Can Data Be A Liability For The Business?

Can Data Be A Liability For The Business?

Today, almost every organization is trying to leverage data for improving its business performance using artificial intelligence (AI) and machine learning (ML) techniques. Fundamentally, data has the potential to improve the company’s revenue, reduce expenses and mitigate risk. While data can be a valuable business asset by offering tangible business results, it has some serious limitations and can become a huge liability if not managed well. How can an intangible asset like data become a liability for business? There are four common scenarios:

  • Collecting data without a defined business purpose will result in huge data volumes, ultimately resulting in increased data management complexity and cost. In 2018, according to Deloitte, the average IT spending in a company was 3.3% of the top line and trending upwards at an average of 49% every year. One important reason attributed to these increased IT expenses is the processing of huge data volumes. In addition, if the data is captured without a defined purpose, it will remain unused. Forrester found that between 60% and 73% of data in a company is never used strategically, and research by Carnegie Mellon University (via Forbes) has found that 90% of the data in an organization is “dark data.”
  • Data takes up vast amounts of energy to store, secure and process, resulting in an increase in the carbon footprint for the business. This makes it less attractive for investors considering their growing interest in ESG commitments these days. In 2018, data centers consumed roughly 1% of total global electricity. By 2025, according to Swedish researcher Anders Andrae (via The Guardian), the energy consumption of data centers is set to account for 3.2% of the total worldwide carbon emissions and consume 20% of global electricity.
  • Cybercriminals are drawn to organizations that have large volumes of data. Many cyber crimes and data breaches in the last few years are associated with organizations that have large databases. These cybercriminals do not care whether or not the data is dark data and acquire all the data they can get their hands on. Following its 2017 data breach, Equifax spent $1.4 billion on modifying its technology infrastructure.
  • Managing data also entails privacy compliance.
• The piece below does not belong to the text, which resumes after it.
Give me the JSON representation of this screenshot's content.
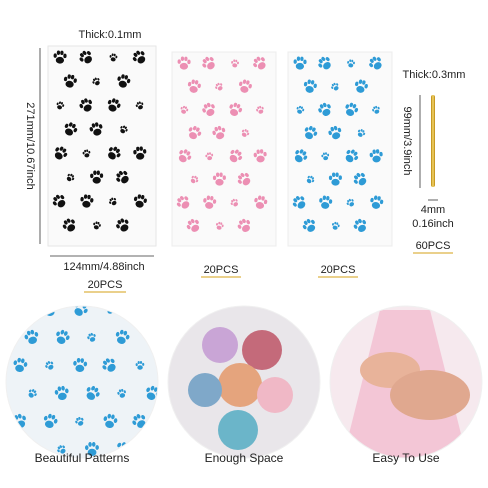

As Fortune noted, Facebook lost $35 billion in market value following the Cambridge Analytica data scandal. In addition, the scandal resulted in the permanent closure of Cambridge Analytica. While it was data that was responsible for the success and growth of Cambridge Analytica, it was the same data that resulted in the collapse and ultimate closure of Cambridge Analytica.

What can organizations do to transform data into a business asset? What can businesses do to prevent data from becoming a liability? Below are three key recommended strategies for business enterprises to transform a valuable resource like data into a business asset.

  1. Data management should be purpose-driven. Fundamentally, data is used for three main purposes in business: (a) operations to serve its stakeholders, (b) compliance with industry standards, security policies and government laws and regulations, and (c) derive insights for decision-making. If the data captured does not clearly associate itself with one or more of the above three purposes, there is a good chance that the data will eventually become dark data or unused data, consuming valuable business resources and providing little or no value.
  2. Data should be structured. According to an article published by CIO, over 80% of business data is documents, audio, video, images and more. These data elements are unstructured (i.e., they do not have a predefined data model and data type). When data has the right structure, it enables efficient data access and processing. From the insight derivation or analytics perspective, the structure provides the right data type (i.e., nominal, ordinal or numeric). The data type is important because it holds the key in analytics in facilitating the selection of the right statistical technique for insight derivation. In other words, structuring the data enhances its utility. For example, in predictive analytics, if the response data type is numeric in nature, linear regression is the preferred technique. However, if the response data type is nominal or categorical in nature, the recommended predictive analytics technique to be applied will be logistics regression.
  3. Data should be nonsubstitutable. Businesses always look for resources that are cheaper to procure, faster to deploy and reliable to consume. From the analytics point of view, insights can be derived from intuition or data. If the data and analytics literacy in the company is low, intuition precedes data as the main option for deriving insights. While intuition has some advantages, what is needed in today’s VUCA (volatility, uncertainty, complexity and ambiguity) business environment is deriving insights holistically by combining both intuition and data.

Overall, data is a valuable resource and has the potential to become a valuable asset for business enterprises. However, just capturing and storing data does not make data a valuable enterprise asset nor does it make a company data-driven. Data is a business asset only when it is consciously captured and deliberately managed; if not, data can become a huge liability that threatens the very existence of the firm.